Twenty years ago yesterday at 4:00 p.m., I walked down an aisle, and became a bride. I had no idea what it meant to be a bride.
That evening as we settled into our bridal suite, a hotel off the highway, I fumbled around in the drawer beside our bed to pull out the Gideon Bible. Beside it lay a single pewter anchor fallen from someone’s bookmark. I turned it over with my fingers, and heard a popular song running through my head, “The Anchor Holds”. Immediately, the Holy Spirit spoke these words to my heart, “It’s going to be rough for a while, but I am your anchor. I will hold you together.” Honestly, I thought that an odd thing for Him to say as I began this journey with my husband.
Within two hours of saying I do, I found myself hopping on one foot, as I had fractured my other foot while running down concrete steps covered in bird seed in shoes a little too big, and a little too slick. Within two weeks, I felt like a caged bird, trying to escape, yet knowing I had committed myself to a lifetime with this other person. Don’t get me wrong. My husband is a wonderful man. I just didn’t know the depth of unresolved pain in my own hidden heart.
I had no idea of all the walls that I had built up to protect myself from being loved. Love meant the chance of heartbreak. It meant vulnerability. It meant I had to come out of hiding. I hadn’t known that my gut reaction would be to run, run as fast as I could away from this man who said he loved me. I didn’t know that on my wedding night I’d feel shame, uncovering my wounded heart.

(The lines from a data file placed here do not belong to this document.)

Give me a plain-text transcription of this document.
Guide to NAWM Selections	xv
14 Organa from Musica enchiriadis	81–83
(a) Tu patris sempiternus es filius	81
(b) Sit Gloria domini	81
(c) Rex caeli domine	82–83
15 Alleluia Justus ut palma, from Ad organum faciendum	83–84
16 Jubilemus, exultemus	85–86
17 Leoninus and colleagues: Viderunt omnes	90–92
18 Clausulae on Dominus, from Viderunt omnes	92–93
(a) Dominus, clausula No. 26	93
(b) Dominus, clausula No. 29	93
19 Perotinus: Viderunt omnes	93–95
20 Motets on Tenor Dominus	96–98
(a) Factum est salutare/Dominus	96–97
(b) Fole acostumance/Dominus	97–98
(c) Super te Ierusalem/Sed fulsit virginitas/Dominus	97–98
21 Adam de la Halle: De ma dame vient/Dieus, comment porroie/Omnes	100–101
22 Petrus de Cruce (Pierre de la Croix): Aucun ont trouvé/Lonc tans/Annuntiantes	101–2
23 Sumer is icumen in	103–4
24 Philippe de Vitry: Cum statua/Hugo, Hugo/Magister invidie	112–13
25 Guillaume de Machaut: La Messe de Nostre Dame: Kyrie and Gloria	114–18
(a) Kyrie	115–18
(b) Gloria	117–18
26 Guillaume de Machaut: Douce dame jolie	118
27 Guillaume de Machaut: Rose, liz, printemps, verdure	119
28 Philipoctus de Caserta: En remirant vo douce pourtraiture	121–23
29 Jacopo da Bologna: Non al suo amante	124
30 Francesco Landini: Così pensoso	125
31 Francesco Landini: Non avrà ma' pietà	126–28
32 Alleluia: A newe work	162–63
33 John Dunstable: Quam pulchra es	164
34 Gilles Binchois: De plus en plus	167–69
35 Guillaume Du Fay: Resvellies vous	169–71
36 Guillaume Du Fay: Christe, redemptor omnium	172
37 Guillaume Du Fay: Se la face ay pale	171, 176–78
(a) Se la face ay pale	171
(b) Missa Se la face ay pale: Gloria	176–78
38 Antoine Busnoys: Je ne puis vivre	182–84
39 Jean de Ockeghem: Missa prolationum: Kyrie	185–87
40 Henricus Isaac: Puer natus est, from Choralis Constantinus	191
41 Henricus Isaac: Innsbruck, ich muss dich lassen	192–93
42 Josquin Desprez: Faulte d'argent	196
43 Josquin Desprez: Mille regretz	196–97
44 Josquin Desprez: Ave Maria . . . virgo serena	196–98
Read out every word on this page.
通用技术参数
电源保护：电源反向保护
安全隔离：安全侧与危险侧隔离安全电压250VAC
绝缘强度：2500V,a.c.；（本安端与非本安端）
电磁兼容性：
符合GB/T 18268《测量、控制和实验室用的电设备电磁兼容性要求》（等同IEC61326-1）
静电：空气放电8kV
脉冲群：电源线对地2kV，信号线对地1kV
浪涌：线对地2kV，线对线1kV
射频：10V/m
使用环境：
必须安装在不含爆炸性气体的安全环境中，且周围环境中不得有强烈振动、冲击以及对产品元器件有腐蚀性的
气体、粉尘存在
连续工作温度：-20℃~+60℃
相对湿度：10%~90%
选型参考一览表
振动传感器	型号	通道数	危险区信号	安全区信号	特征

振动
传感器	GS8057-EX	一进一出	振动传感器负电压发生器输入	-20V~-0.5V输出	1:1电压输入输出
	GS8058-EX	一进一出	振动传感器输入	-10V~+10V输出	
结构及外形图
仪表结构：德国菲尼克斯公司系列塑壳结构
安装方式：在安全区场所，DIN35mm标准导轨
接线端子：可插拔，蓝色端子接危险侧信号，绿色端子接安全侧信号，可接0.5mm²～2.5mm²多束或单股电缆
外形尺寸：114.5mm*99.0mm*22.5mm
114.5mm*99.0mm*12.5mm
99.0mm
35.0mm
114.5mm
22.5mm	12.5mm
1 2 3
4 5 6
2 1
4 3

For months, my dear newly wed husband didn’t know what to do with me as I paced nights across the floor. He had said the past didn’t matter. But it did. Because it did, my heavenly father put a rescue plan in place for me, and began to try to reach this broken one.
For a time, the fears and pain subsided, until our children were born. Then the anxieties returned with a vengeance, and my heart had slowly become emotionally divorced from my husband.

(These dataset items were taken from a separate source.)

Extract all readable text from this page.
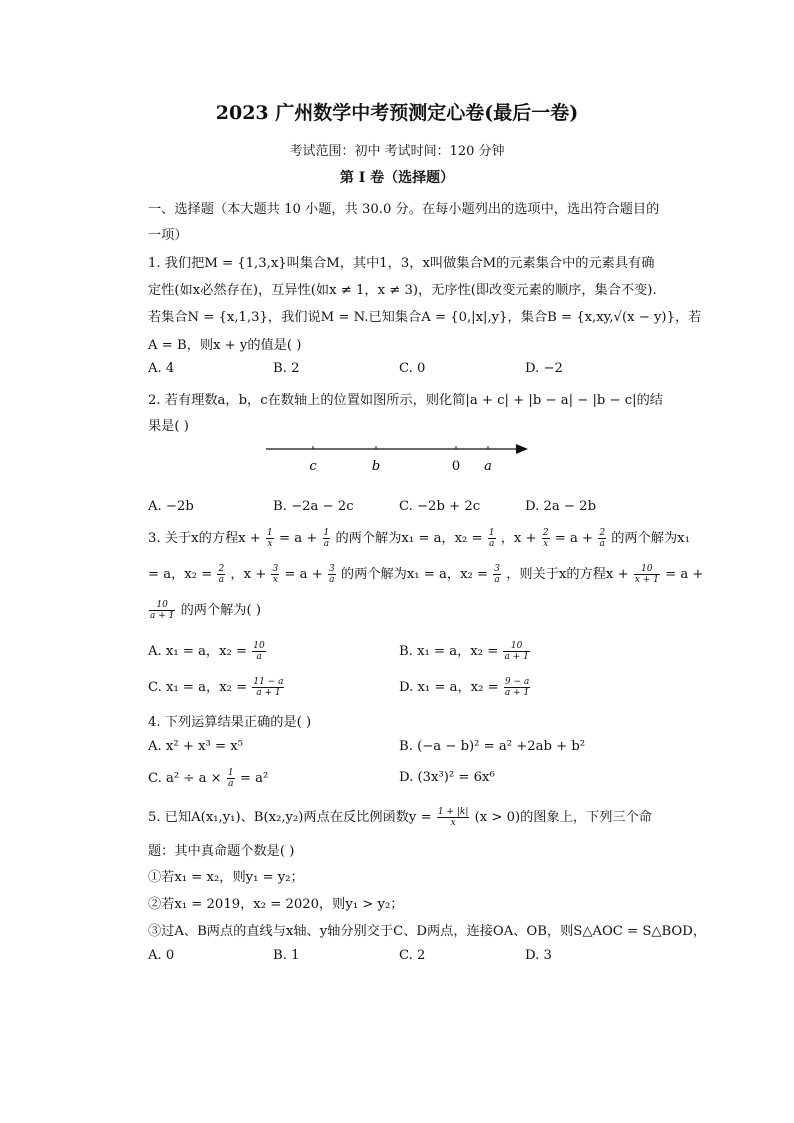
2023 广州数学中考预测定心卷(最后一卷)
考试范围：初中 考试时间：120 分钟
第 I 卷（选择题）
一、选择题（本大题共 10 小题，共 30.0 分。在每小题列出的选项中，选出符合题目的
一项）
1. 我们把M = {1,3,x}叫集合M，其中1，3，x叫做集合M的元素集合中的元素具有确
定性(如x必然存在)，互异性(如x ≠ 1，x ≠ 3)，无序性(即改变元素的顺序，集合不变).
若集合N = {x,1,3}，我们说M = N.已知集合A = {0,|x|,y}，集合B = {x,xy,√(x − y)}，若
A = B，则x + y的值是( )
A. 4	B. 2	C. 0	D. −2
2. 若有理数a，b，c在数轴上的位置如图所示，则化简|a + c| + |b − a| − |b − c|的结
果是( )
c	b	0 a
A. −2b	B. −2a − 2c	C. −2b + 2c	D. 2a − 2b
3. 关于x的方程$x + \frac{1}{x} = a + \frac{1}{a}$ 的两个解为x₁ = a，$x_2 = \frac{1}{a}$ ，$x + \frac{2}{x} = a + \frac{2}{a}$ 的两个解为x₁
= a，$x_2 = \frac{2}{a}$ ，$x + \frac{3}{x} = a + \frac{3}{a}$ 的两个解为x₁ = a，$x_2 = \frac{3}{a}$ ，则关于x的方程$x + \frac{10}{x + 1} = a$ +
$\frac{10}{a + 1}$ 的两个解为( )
A. x₁ = a，$x_2 = \frac{10}{a}$	B. x₁ = a，$x_2 = \frac{10}{a + 1}$
C. x₁ = a，$x_2 = \frac{11 - a}{a + 1}$	D. x₁ = a，$x_2 = \frac{9 - a}{a + 1}$
4. 下列运算结果正确的是( )
A. x² + x³ = x⁵	B. (−a − b)² = a² +2ab + b²
C. $a^2 \div a \times \frac{1}{a} = a^2$	D. (3x³)² = 6x⁶
5. 已知A(x₁,y₁)、B(x₂,y₂)两点在反比例函数$y = \frac{1 + |k|}{x} (x > 0)$的图象上，下列三个命
题：其中真命题个数是( )
①若x₁ = x₂，则y₁ = y₂；
②若x₁ = 2019，x₂ = 2020，则y₁ > y₂；
③过A、B两点的直线与x轴、y轴分别交于C、D两点，连接OA、OB，则S△AOC = S△BOD，
A. 0	B. 1	C. 2	D. 3
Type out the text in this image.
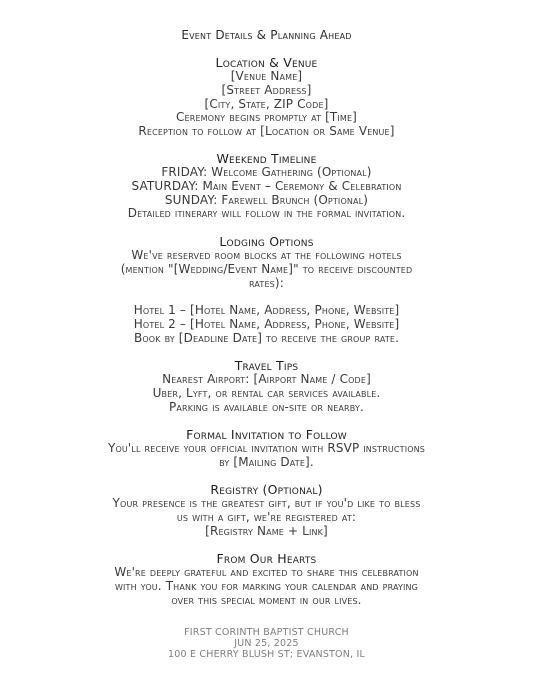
Event Details & Planning Ahead
Location & Venue
[Venue Name]
[Street Address]
[City, State, ZIP Code]
Ceremony begins promptly at [Time]
Reception to follow at [Location or Same Venue]
Weekend Timeline
FRIDAY: Welcome Gathering (Optional)
SATURDAY: Main Event – Ceremony & Celebration
SUNDAY: Farewell Brunch (Optional)
Detailed itinerary will follow in the formal invitation.
Lodging Options
We've reserved room blocks at the following hotels
(mention "[Wedding/Event Name]" to receive discounted
rates):
Hotel 1 – [Hotel Name, Address, Phone, Website]
Hotel 2 – [Hotel Name, Address, Phone, Website]
Book by [Deadline Date] to receive the group rate.
Travel Tips
Nearest Airport: [Airport Name / Code]
Uber, Lyft, or rental car services available.
Parking is available on-site or nearby.
Formal Invitation to Follow
You'll receive your official invitation with RSVP instructions
by [Mailing Date].
Registry (Optional)
Your presence is the greatest gift, but if you'd like to bless
us with a gift, we're registered at:
[Registry Name + Link]
From Our Hearts
We're deeply grateful and excited to share this celebration
with you. Thank you for marking your calendar and praying
over this special moment in our lives.
FIRST CORINTH BAPTIST CHURCH
JUN 25, 2025
100 E CHERRY BLUSH ST; EVANSTON, IL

For years, Holy Spirit had said it’s not time yet to open the past, but when I became pregnant with our third, I sought counsel. The Lord said, “It’s time.” So, I began to allow Jesus to undo me, to brick by brick, take down the walls that I thought had protected me, but in truth had imprisoned me. I began to forgive and receive forgiveness.
My husband, who had every reason to step away, chose instead to come alongside, to walk with me. He hasn’t been able to relate to my suffering, but he’s never left me alone in it. And instead of growing apart, though believe me the road grew much rougher, far rockier than either of us could have imagined, we became one.
A friend of mine says to newlyweds on their wedding day, “Welcome to the first day you die.” Isn’t that what love really is; laying down your life for another?! At least, that is the kind of love that endures the tests and the storms of life. Isn’t that what Jesus is, our example of what laid down love looks like. He laid down heaven, His kingship, His reputation, His comfort, His life with the hope that we’d say yes to His invitation to become His bride. He promises to anchor us in His love, so that when the storms come, because they surely do, sometimes much quicker, and far more fiercely than we think, His love will be more than enough to hold us.
Twenty years later, as I reminisce about the years gone by, I think about the truth in those words. The anchor holds. Jesus has been the only thing that held these two broken vessels together. Two broken vessels, now broken together. He has always been faithful to His promises! And this one, less broken heart is full of gratitude!